Patients are juggling a lot of responsibilities, staying current in their care and the care they manage on behalf of children, parents, spouses, and other loved ones can easily fall by the wayside. This is problematic for patients who can experience long-term complications from untreated conditions and providers, who want to keep their patients healthy and are also reimbursed based on patient outcomes and satisfaction. COVID-19 has only added confusion and angst to the mix as patients are currently unsure of whether their providers are seeing patients, how to access care if they need it, and if it’s safe to visit a doctor’s office, urgent care, or hospital. As patients avoid care out of caution for reducing their risk of contracting and spreading COVID-19, there’s growing concern over increasing gaps in care that could result in adverse long-term outcomes.  

The good news is that digital patient engagement tools, like health campaigns, offer providers an effective way to educate their patients about preventive and/or follow-up care and get them back on the schedule. Before digital tools offered this level of efficiency, patient outreach was often an annual or semi-annual task for clinic staff and required significant resources to conduct manual phone calls and emails to patients.  

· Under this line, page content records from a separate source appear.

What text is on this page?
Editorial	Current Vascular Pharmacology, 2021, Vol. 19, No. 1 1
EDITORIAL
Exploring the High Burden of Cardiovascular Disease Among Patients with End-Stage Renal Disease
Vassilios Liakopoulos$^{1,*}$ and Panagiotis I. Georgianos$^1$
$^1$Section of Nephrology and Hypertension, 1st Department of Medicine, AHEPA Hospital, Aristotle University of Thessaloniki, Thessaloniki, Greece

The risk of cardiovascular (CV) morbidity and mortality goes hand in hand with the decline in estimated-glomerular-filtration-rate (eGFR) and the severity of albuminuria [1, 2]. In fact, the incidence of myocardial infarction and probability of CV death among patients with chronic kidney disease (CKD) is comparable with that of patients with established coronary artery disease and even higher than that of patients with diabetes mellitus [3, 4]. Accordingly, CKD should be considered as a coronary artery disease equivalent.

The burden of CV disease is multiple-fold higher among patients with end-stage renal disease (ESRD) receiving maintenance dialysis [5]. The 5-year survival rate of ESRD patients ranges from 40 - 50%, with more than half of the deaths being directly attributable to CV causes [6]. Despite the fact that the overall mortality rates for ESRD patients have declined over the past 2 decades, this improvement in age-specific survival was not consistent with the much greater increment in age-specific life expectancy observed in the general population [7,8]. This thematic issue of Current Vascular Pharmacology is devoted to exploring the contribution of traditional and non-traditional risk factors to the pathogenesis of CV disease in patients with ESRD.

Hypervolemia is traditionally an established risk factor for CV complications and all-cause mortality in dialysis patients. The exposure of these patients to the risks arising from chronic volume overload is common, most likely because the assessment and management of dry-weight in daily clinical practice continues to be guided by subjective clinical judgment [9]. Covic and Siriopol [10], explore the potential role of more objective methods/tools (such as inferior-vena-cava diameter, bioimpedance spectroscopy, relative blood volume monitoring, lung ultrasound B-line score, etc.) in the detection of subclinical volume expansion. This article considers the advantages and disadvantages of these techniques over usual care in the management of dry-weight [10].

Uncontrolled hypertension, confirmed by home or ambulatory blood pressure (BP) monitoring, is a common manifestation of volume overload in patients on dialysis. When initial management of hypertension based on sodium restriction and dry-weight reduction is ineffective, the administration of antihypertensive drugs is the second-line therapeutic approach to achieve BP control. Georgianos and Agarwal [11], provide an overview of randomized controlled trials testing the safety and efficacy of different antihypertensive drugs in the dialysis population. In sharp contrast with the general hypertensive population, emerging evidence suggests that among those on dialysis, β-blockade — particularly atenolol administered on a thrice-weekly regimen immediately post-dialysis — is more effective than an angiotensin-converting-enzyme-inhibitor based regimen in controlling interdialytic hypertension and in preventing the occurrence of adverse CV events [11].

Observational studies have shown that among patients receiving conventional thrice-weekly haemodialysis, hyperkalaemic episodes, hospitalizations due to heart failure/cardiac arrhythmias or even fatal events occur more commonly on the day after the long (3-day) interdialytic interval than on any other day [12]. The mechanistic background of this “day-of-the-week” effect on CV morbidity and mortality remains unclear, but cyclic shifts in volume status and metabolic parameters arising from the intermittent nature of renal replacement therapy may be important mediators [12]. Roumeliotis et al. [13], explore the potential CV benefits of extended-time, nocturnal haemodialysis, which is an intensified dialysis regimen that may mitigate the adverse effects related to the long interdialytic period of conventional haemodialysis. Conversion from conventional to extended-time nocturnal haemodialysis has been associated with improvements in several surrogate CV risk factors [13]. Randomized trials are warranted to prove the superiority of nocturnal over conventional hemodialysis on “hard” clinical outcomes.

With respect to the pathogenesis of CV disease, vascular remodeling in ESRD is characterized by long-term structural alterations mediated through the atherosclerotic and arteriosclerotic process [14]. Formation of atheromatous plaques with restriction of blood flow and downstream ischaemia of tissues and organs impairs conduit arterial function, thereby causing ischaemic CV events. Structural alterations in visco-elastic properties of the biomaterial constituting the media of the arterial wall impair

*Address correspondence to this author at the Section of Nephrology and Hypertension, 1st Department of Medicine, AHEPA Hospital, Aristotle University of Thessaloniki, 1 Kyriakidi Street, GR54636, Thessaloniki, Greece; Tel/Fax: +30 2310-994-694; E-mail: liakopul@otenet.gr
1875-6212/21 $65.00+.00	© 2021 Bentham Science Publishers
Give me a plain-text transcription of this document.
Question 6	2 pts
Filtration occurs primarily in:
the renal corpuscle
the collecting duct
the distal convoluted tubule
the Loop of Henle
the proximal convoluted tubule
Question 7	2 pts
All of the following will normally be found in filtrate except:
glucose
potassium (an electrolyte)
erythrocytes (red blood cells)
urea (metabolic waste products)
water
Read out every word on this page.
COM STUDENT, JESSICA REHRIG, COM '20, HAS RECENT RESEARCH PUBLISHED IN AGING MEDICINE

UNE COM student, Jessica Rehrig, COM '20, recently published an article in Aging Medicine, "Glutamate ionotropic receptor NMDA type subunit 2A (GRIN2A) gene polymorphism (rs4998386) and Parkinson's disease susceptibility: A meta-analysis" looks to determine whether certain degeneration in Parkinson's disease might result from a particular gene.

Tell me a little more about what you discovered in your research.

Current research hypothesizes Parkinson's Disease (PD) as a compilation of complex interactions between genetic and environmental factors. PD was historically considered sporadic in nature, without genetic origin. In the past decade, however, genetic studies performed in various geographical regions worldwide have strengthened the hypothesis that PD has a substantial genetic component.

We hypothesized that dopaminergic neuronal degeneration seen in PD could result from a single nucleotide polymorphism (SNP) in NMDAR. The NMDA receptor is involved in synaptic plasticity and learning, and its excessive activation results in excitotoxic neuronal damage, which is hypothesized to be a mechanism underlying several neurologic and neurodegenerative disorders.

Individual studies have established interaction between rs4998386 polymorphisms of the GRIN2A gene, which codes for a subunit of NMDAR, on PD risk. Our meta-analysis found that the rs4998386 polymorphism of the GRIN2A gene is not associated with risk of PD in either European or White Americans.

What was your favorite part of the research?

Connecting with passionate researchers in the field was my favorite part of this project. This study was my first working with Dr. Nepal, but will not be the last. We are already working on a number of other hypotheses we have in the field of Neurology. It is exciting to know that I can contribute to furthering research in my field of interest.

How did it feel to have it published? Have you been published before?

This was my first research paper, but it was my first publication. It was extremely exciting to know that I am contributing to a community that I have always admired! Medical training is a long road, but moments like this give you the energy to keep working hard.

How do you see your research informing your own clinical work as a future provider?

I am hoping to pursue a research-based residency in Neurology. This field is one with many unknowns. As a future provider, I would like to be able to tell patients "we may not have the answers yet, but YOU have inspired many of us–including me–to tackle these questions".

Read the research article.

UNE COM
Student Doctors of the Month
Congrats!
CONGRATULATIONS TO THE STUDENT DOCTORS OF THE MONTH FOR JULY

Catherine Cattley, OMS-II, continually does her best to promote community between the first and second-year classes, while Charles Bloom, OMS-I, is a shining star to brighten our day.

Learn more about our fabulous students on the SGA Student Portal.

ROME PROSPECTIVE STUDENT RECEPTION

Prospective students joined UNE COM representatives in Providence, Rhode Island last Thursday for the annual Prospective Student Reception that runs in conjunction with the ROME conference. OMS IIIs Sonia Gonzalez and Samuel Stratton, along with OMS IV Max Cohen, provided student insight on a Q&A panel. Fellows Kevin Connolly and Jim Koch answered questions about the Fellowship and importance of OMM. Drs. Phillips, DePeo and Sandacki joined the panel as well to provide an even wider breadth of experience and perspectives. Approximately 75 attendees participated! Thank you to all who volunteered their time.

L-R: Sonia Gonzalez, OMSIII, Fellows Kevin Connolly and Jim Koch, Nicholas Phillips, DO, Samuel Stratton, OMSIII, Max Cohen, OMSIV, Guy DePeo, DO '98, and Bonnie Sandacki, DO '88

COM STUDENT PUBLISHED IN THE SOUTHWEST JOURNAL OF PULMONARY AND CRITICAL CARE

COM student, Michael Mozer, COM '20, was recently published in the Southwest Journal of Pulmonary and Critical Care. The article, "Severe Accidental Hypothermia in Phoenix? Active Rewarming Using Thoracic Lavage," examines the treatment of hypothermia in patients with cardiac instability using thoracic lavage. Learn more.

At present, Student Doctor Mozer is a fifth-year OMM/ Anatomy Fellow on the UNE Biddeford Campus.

Digital health campaigns automate outreach to patients based on clinical data from the EHR and distribute messaging via text, email, and voice calls. This automation means providers can specify messaging, timing, and outreach method by patient needs and criteria. Providers can now go beyond the annual recall to keep their patients current in their care throughout the year, whether its mammograms, colonoscopies, A1C checks, nutrition information, annual physicians, vaccines, or many other patient needs. Providers who use tools like health campaigns to power ongoing patient outreach and education give their patients a higher level of confidence from knowing their providers have a pulse on their care even between visits. 

Regulatory Help  

Regulatory programs and certifications NCQA’s Patient-Centered Medical Home and CMS MIPS require regular outreach to patients, documentation, and reporting. Health Campaigns make this possible with patient outreach records, analytics, and time-stamped reporting. Now providers can more easily meet the requirements of these programs and produce the required documentation and reporting to qualify.